Le journal d’investigation révèle que la gendarmerie a filmé la mobilisation « sous toutes les coutures » : des dizaines de gendarmes équipés de caméscopes et de GoPro, une caméra embarquée dans un hélicoptère, une tourelle de vidéosurveillance au centre de la bassine, des gendarmes incités à activer leur caméra-piéton… Des journalistes de « Complément d’enquête » de France 2 sont même présents aux côtés des gendarmes.

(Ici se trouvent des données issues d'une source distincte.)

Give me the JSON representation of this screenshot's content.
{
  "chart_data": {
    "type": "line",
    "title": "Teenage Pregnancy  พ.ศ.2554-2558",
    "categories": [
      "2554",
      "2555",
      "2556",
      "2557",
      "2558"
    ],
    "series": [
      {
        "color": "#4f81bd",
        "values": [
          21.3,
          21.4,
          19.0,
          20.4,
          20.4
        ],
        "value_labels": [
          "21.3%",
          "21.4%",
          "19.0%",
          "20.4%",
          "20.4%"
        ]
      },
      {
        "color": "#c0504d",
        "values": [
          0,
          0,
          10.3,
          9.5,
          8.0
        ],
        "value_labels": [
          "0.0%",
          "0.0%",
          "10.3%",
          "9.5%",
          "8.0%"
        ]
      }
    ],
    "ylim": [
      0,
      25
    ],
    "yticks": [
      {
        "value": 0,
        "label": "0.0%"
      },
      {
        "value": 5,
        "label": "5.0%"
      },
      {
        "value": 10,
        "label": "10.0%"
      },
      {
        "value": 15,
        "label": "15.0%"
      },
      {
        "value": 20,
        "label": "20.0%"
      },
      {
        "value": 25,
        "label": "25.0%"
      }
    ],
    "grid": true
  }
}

Ce dispositif hors norme était destiné à alimenter le renseignement, les enquêtes ouvertes contre les opposants ou la communication institutionnelle, explique Mediapart.
« On est dans une guerre des images »
« On est clairement aujourd’hui dans une guerre des images […] il faut que la violence et l’action principale offensive viennent d’eux ou semblent venir d’eux », expliquait un chef d’escadron à ses troupes avant le début de la manifestation. « On n’est pas en vidéo en train de frapper des adversaires au sol », rappelait un autre. Ces images étaient censées « documenter la violence des manifestants » et montrer des gendarmes irréprochables, explique Mediapart.
Mais les choses ne se sont pas déroulées comme prévu. « L’opération s’est transformée en catastrophe pour la gendarmerie. Avec ses caméras, elle a enregistré de très nombreuses preuves de ses propres dérives : des tirs tendus interdits, des propos exhortant à la violence, des insultes », détaille Mediapart. Par ailleurs, nombre de gendarmes ne maîtrisaient pas le maniement de leur caméra-piéton, les déclenchant par inadvertance et filmant sans le savoir leurs propres débordements. Leur contenu, déjà dévoilé par Mediapart et Libération le 5 novembre, prouve de nombreuses dérives.
Si le contenu de ces caméras-piétons n’était accessible que dans des conditions spécifiques (enquête administrative, judiciaire ou procédure disciplinaire), il en va autrement des images filmées par le service communication lui-même. Pourtant, alors que celles-ci montrent des tirs tendus de grenades — interdits —, aucune enquête administrative n’a été déclenchée avant novembre dernier et les révélations de Mediapart et Libération.